Most nurses enter their profession because they wish to provide direct care to patients and play a substantive role in developing and implementing their clinical treatment plans. However, they may be surprised by the sheer number of available career paths. Nurses not only practice in many different care environments and seek different levels of accreditation, but also face a number of educational options.
At the top of the field is the Doctor of Nursing Practice (DNP). This is the most advanced degree available to those in the nursing profession and signifies the highest level of professional preparation. But you may be wondering, is a DNP worth it? Let’s consider what the degree involves and how it can help you in your career.
What is a DNP?
Most nurses begin their careers with either a two-year associate degree or a four-year bachelor’s degree in nursing. Nursing diplomas are another viable option, though these programs are not as prevalent as they once were.
Following the completion of one of these degree programs, you sit for the National Council Licensure Examination (NCLEX), receive certification as a registered nurse (RN), and begin practicing. Some nurses choose to pursue a Master of Science in Nursing (MSN), which can qualify you for nursing leadership positions. This can mean more responsibility and higher pay.
Those who earn an MSN but want to further advance their understanding of the nursing profession can then pursue a DNP, which represents the terminal degree for nurses. The typical DNP program requires 1,000 post-Bachelor of Science in Nursing (BSN) clinical practice hours; this number can include any clinical practice hours obtained in an MSN program. As such, completing a BSN to DNP program may take three to four years, while an MSN to DNP program may take just two.
What sets the DNP apart?
The DNP is distinct for its advanced status and practice-oriented focus.
Associate and bachelor’s degrees typically focus on clinical practice and the basics of patient care, while MSN degrees branch into nurse leadership. A DNP provides insight into health care at an even higher level, addressing such areas as systems and process improvement, integration of information systems and other technology, and overall quality of care. A DNP creates foundational skills for nurses who wish to take on system-level administrative positions and to focus not only on treating individual patients but also on enhancing the delivery of care across the board. Also, DNPs have broad privileges for prescribing medication, unlike RNs or other nurse leaders.

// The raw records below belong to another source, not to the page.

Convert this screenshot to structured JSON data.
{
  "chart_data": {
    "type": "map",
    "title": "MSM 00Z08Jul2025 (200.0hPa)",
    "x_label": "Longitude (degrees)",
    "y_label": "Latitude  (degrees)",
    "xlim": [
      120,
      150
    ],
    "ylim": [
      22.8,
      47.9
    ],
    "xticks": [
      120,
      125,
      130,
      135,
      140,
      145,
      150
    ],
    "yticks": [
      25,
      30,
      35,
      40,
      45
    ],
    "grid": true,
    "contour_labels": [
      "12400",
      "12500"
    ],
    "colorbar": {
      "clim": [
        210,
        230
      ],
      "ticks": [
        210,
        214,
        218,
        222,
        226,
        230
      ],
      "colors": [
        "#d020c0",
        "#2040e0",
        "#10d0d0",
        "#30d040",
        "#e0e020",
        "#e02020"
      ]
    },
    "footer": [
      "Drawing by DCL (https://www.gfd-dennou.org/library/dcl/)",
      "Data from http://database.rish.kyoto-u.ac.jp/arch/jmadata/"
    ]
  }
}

What will I learn in a DNP program?
One way of assessing whether a DNP is worth it is to take a closer look at the typical curriculum. This will give some insight into the skills you can hone and the perspectives you can develop in a doctoral-level nursing program.
While DNP curriculums vary by program, some building blocks include the following:
● Mastery of the most advanced nursing principles, including how they can improve patient care
● Development of system-level leadership, including strategies for designing and evaluating clinical care models
● Cultivation of research skills, including the use of scientific evidence to guide quality improvement initiatives
● Formation of leadership and communication skills, resulting in the ability to lead interdisciplinary teams and to advocate for health care policy changes
Areas of specialization
Health care and nursing specialists from many different fields ultimately transition to DNP practice. Some common examples include nurse-midwives, nurse anesthetists, and clinical nursing specialists. The American Association of Critical-Care Nurses (AACN) has advocated for all nurse practitioner education programs to shift focus from the MSN to the DNP, a sign of this degree’s rising stature and popularity.
The pros and cons of getting a DNP
There are notable benefits but also some potential drawbacks to pursuing a DNP.
Pros of getting a DNP
The main reasons to consider a DNP include the following:
● A DNP can qualify you for more advanced positions, including director- and executive-level roles in hospitals and health care advocacy organizations.
● Enrolling in a DNP program can help you stay on top of the latest developments in evidence-based clinical practice.
● In pursuing a DNP, you can focus your study on areas of nursing you are truly passionate about, transforming your enthusiasm into true expertise.
● Armed with a DNP, you will be better positioned to influence health care policy in an organization and even to influence nursing practice in general.
● In many organizations, an advanced nursing degree qualifies you for higher salaries.
Cons of getting a DNP
That said, potential downsides include the following:
● Earning a DNP will require anywhere from one to four additional years of education, depending on whether you have an MSN, choose a dedicated MSN to DNP program, and other factors.
● The additional years of academic training will also increase the costs of your nursing school tuition.
Considering the merits of a DNP?
Is a DNP worth it? That depends on your career goals and what you hope to accomplish in your nursing career. For those who are seeking the highest levels of influence over nursing as a vocation and over health care policies, pursuing a DNP can be a challenging but fulfilling path.